When Shorty, the same drug dealer Freeman had tried to talk out of selling drugs, is killed by the Chicago Police, and it causes a riot, Freeman signals that it’s time for the insurrection to begin. What follows can best be described as a better led version of the uprisings in Newark and Detroit, or the later rebellion in Los Angeles. Freeman’s troops take over a local radio station. They blow up the mayor’s office. They maintain disciplined sniper fire from the rooftops against the National Guard. They kidnap a Colonel “Bull” Evans, smear his face with black paint, force him to drink acid, and send him out into the streets. Then, finally, Freeman is betrayed.

No white man, or woman exposes Dan Freeman as “Uncle Tom,” the code name for the leader of the insurrection. Indeed, the rebellion in The Spook Who Sat By the Door is so skillfully put together that the white political and military leaders trying to put it down can never quite believe that a black man is behind it. As Dahomey Queen, Freeman’s prostitute lover — who’s also sleeping with a senior CIA official — reports back, they think it’s the Russians. Freeman’s old fiancée, who had dumped him to pursue a more bourgeois lifestyle, goes to his best friend from college, Dawson, a senior Chicago police official, and voices her suspicions. Dawson, who Freeman had been trying to recruit as a double agent, eventually puts two and two together, and figures out that his old team mate from the Michigan State football team was the mastermind all along, that the cool, apolitical exterior was just a clever front for a secret black nationalist.

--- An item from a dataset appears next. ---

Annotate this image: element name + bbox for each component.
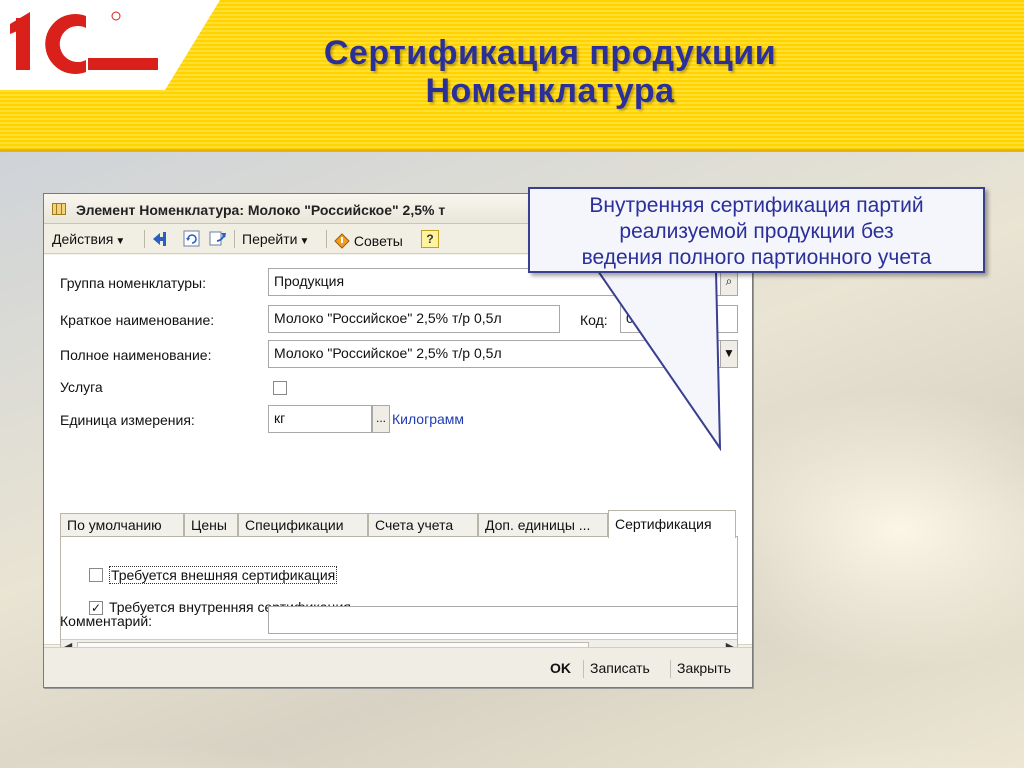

I won’t “spoil” the ending, but if you’ve seen Ken Loach’s equally radical film The Wind That Shakes The Barley, you can probably figure out what happens. Dan Freeman has to make a choice. It’s easy to kill the white occupier, but how about upwardly mobile black traitor? Let’s just say he “does the right thing.” It’s also worth noting that the novel’s author Sam Greenlee had initially tried to get Jesse Jackson to help him fund The Spook Who Sat By The Door. Jackson not only rebuffed him but took an active role in the film’s suppression, having immediately recognized the novel’s subversive content. United Artists, on the other hand, thought it was just another blacksploitation film. So they, unlike Jackson, helped make it possible.

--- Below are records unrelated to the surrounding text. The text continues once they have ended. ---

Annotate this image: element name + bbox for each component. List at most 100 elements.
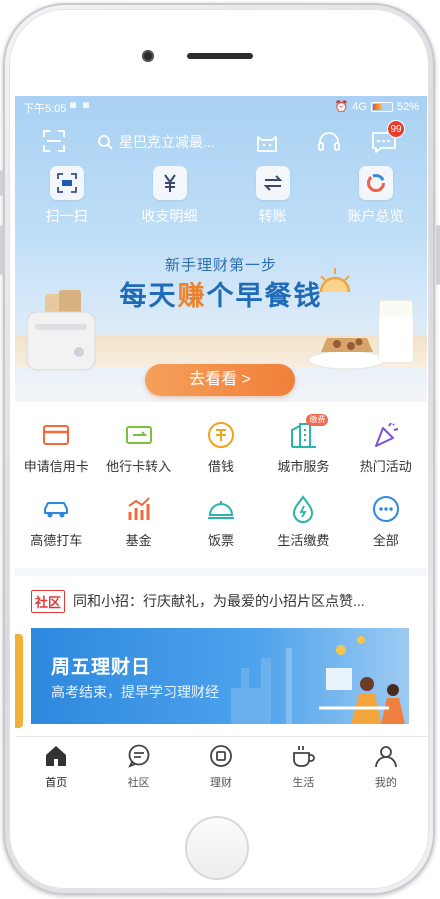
tab-community-label: 社区 [127,777,150,789]
mascot-icon[interactable] [255,131,279,153]
phone-mute-switch [0,170,4,196]
scan-frame-icon[interactable] [42,129,66,153]
service-borrow[interactable]: 借钱 [180,420,262,475]
tab-life-label: 生活 [292,777,315,789]
chat-bubble-icon [127,744,150,768]
promo-carousel: 周五理财日 高考结束，提早学习理财经 [15,626,427,736]
search-bar[interactable]: 星巴克立减最... [97,128,257,156]
service-all-label: 全部 [372,533,399,548]
toaster-illustration [26,290,96,371]
promo-title: 周五理财日 [51,657,152,678]
fund-chart-icon [124,494,154,524]
service-all[interactable]: 全部 [345,494,427,549]
promo-banner[interactable]: 周五理财日 高考结束，提早学习理财经 [31,628,409,724]
service-borrow-label: 借钱 [207,459,234,474]
promo-illustration [231,636,405,724]
banner-subtitle: 新手理财第一步 [164,257,277,274]
tab-wealth-label: 理财 [210,777,233,789]
message-badge: 99 [387,120,405,138]
quick-scan[interactable]: 扫一扫 [15,166,118,232]
account-ring-icon [358,166,393,200]
sun-icon [319,268,351,293]
service-card-transfer-label: 他行卡转入 [106,459,172,474]
battery-icon [370,101,393,112]
front-camera [142,50,154,62]
service-utilities[interactable]: 生活缴费 [262,494,344,549]
quick-transfer-label: 转账 [258,208,287,224]
scan-card-icon [49,166,84,200]
dish-cover-icon [206,494,236,524]
notice-text: 同和小招：行庆献礼，为最爱的小招片区点赞... [73,593,365,609]
service-events-label: 热门活动 [359,459,412,474]
party-popper-icon [371,420,401,450]
top-toolbar: 星巴克立减最... 99 [15,120,427,162]
service-taxi[interactable]: 高德打车 [15,494,97,549]
service-card-transfer[interactable]: 他行卡转入 [97,420,179,475]
community-notice[interactable]: 社区 同和小招：行庆献礼，为最爱的小招片区点赞... [15,576,427,626]
quick-scan-label: 扫一扫 [45,208,88,224]
battery-fill [372,103,382,110]
quick-statement[interactable]: 收支明细 [118,166,221,232]
service-city-tag: 缴费 [306,414,329,426]
network-label: 4G [352,100,367,113]
coffee-cup-icon [293,746,316,767]
hero-header: 下午5:05 ◙ ◙ ⏰ 4G 52% 星巴克立减最... 99 扫一扫 收支明… [15,96,427,402]
tab-mine[interactable]: 我的 [345,737,427,793]
service-city-label: 城市服务 [277,459,330,474]
promo-prev-edge [15,634,23,728]
card-transfer-icon [124,420,154,450]
person-icon [374,746,397,768]
service-events[interactable]: 热门活动 [345,420,427,475]
alarm-icon: ⏰ [334,101,349,113]
services-grid: 申请信用卡 他行卡转入 借钱 缴费 城市服务 热门活动 高德打车 基金 饭票 生… [15,402,427,568]
banner-cta-button[interactable]: 去看看 > [145,364,295,396]
home-button[interactable] [185,816,249,880]
service-city[interactable]: 缴费 城市服务 [262,414,344,475]
banner-title-highlight: 赚 [177,281,207,311]
service-fund[interactable]: 基金 [97,494,179,549]
borrow-icon [206,420,236,450]
service-credit-card[interactable]: 申请信用卡 [15,420,97,475]
tab-home-label: 首页 [45,777,68,789]
service-fund-label: 基金 [125,533,152,548]
status-right: ⏰ 4G 52% [334,100,419,114]
notification-icons: ◙ ◙ [70,100,91,111]
service-meal-ticket-label: 饭票 [207,533,234,548]
headset-icon[interactable] [317,130,341,154]
transfer-arrows-icon [255,166,290,200]
phone-power-button [436,225,440,285]
wealth-icon [210,745,232,767]
water-drop-icon [288,494,318,524]
app-screen: 下午5:05 ◙ ◙ ⏰ 4G 52% 星巴克立减最... 99 扫一扫 收支明… [15,96,427,736]
banner-title-part2: 个早餐钱 [206,281,323,311]
car-icon [41,494,71,524]
service-meal-ticket[interactable]: 饭票 [180,494,262,549]
quick-statement-label: 收支明细 [141,208,198,224]
tab-community[interactable]: 社区 [97,737,179,793]
notice-tag: 社区 [31,589,66,613]
battery-percent: 52% [396,100,419,113]
quick-actions: 扫一扫 收支明细 转账 账户总览 [15,166,427,232]
quick-overview-label: 账户总览 [347,208,404,224]
quick-overview[interactable]: 账户总览 [324,166,427,232]
yuan-icon [152,166,187,200]
home-icon [46,746,67,766]
tab-life[interactable]: 生活 [262,737,344,793]
tab-wealth[interactable]: 理财 [180,737,262,793]
promo-subtitle: 高考结束，提早学习理财经 [51,684,219,700]
more-dots-icon [371,494,401,524]
status-time: 下午5:05 [23,103,67,115]
quick-transfer[interactable]: 转账 [221,166,324,232]
earpiece-speaker [187,53,253,59]
banner-title-part1: 每天 [119,281,178,311]
status-bar: 下午5:05 ◙ ◙ ⏰ 4G 52% [15,96,427,118]
service-taxi-label: 高德打车 [30,533,83,548]
bottom-tab-bar: 首页 社区 理财 生活 我的 [15,736,427,793]
credit-card-icon [41,420,71,450]
breakfast-illustration [308,299,414,370]
service-credit-card-label: 申请信用卡 [23,459,89,474]
search-icon [98,135,113,150]
services-row-1: 申请信用卡 他行卡转入 借钱 缴费 城市服务 热门活动 [15,414,427,475]
tab-home[interactable]: 首页 [15,737,97,793]
phone-volume-up [0,225,4,275]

The Spook Who Sat By The Door is on YouTube in its entirety. Sam Greenlee is now an old man who, by his own account, is living on food stamps and welfare, but he seems to have little trouble with his work being pirated. Indeed, he has noted in an interview that had it not been for the original bootleg copies, the film never would have gained its underground reputation or its eventual release on DVD. You don’t really have to be black to appreciate The Spook Who Sat By The Door, just someone who wants to see an important, suppressed piece of American culture given the full debate it deserved back in the 1970s.